Inflationomics

It’s Too Late, Shelley

I recently read a quote from U.S. Senator Shelley Moore Capito (R-W.Va.), in which she reportedly stated, “I did not come to Washington to hurt people.”  She was apparently talking about the Senate’s attempt to repeal the Affordable Care Act or parts of it.  She obviously thinks that the Affordable Care Act helps people and doesn’t think about the people it harms.

Her comment made me wonder whether she knows that governments have to take from someone in order to give to someone else.  Governments are not profit-making organizations.  They don’t even try to produce a product or supply a service in an attempt to earn a profit.  If they start out small, they limit their income to the taxes they raise. The taxes must be taken from some people, thus harming them, and be given to others, starting with government employees and politicians, followed by the military, police, and legal system.  The tax recipients benefit while the taxpayers lose.

At some point, if the politicians do a poor enough job, they spend more than they bring in in taxes and may borrow additional funds to be distributed to other “poor” recipients or vendors.  If the government (read the U.S. government) has a central bank that tries to facilitate government borrowing, the bank may set interest rates near zero, thus allowing the government to borrow tremendous amounts of money to spend on anything it desires…wars for example.  This may benefit war materiel vendors, but it punishes savers who don’t receive a market rate of interest for their savings.

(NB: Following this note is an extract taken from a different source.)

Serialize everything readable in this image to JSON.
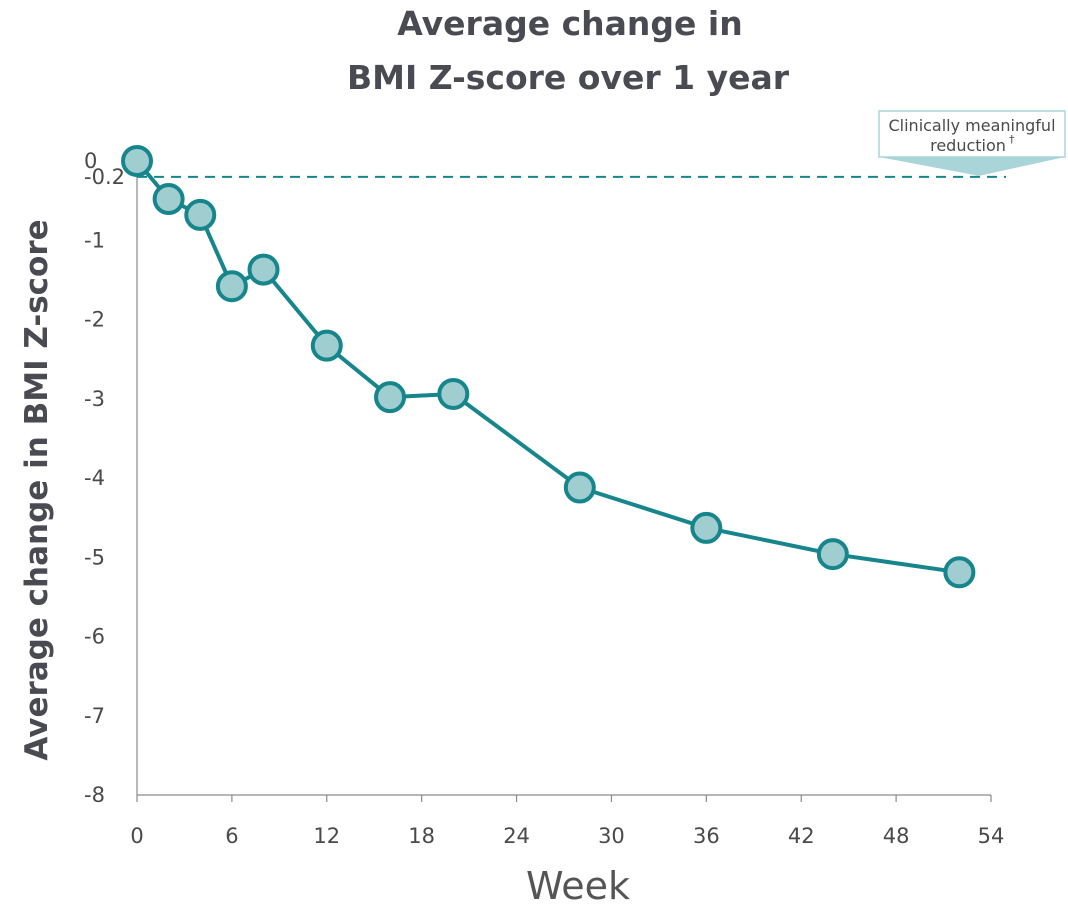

If the government continues to spend beyond its means, it must entice or threaten the central bank to purchase its bonds with newly printed money.  This inflated money supply can reduce the purchasing power of its users in the long run.  In short, the inflationary practices rob consumers and savers of their purchasing power and benefit debtors, of which the U.S. government is the largest debtor in the world.

Let’s assume that the government wants to “help” people better afford health insurance.  It may set up a system whereby some people (young people) subsidize the insurance costs of other (older) people by paying a new tax.  If participation were voluntary, it would fail immediately, but if they must pay a tax, it may survive a few years before additional subsidies are required or it fails due to rising costs.  In any event, the subsidizers lose and the subsidized benefit.  Who is hurt?

Or, let’s assume the government wants to punish someone for doing something “bad.”  For example, Mexico, for allowing its citizens to move to the U.S. for employment.  Or, China, for selling cheap goods to Americans.  Or, Canadians, for selling cheap lumber in the U.S.  Who benefits and who is harmed by the laws that prohibit the sale of cheap goods and/or labor to Americans?

Or, let’s assume the federal government wants to improve the country’s infrastructure.  Who’s going to pay for that?  Who’s going to be harmed?  And who’s going to benefit?

Of course, just about everything the government does these days is done without consideration or concern for what the market wants.  This hurts consumers and benefits government politicians, employees, and dependents.  In the long run, when the consumers lose their faith in the government’s ability to “fix” everything that goes wrong, it will be the politicians, government employees, and dependents who will be harmed by everything that it caused in the first place…read “Obamacare.”

Bottom line, Shelley, is that it’s too late.  So much harm has already been done by the U.S. Congress.  And it’s unlikely that you’ll be able to avoid hurting someone no matter how you vote…whether it’s to transfer more money, or transfer less money.  Good luck!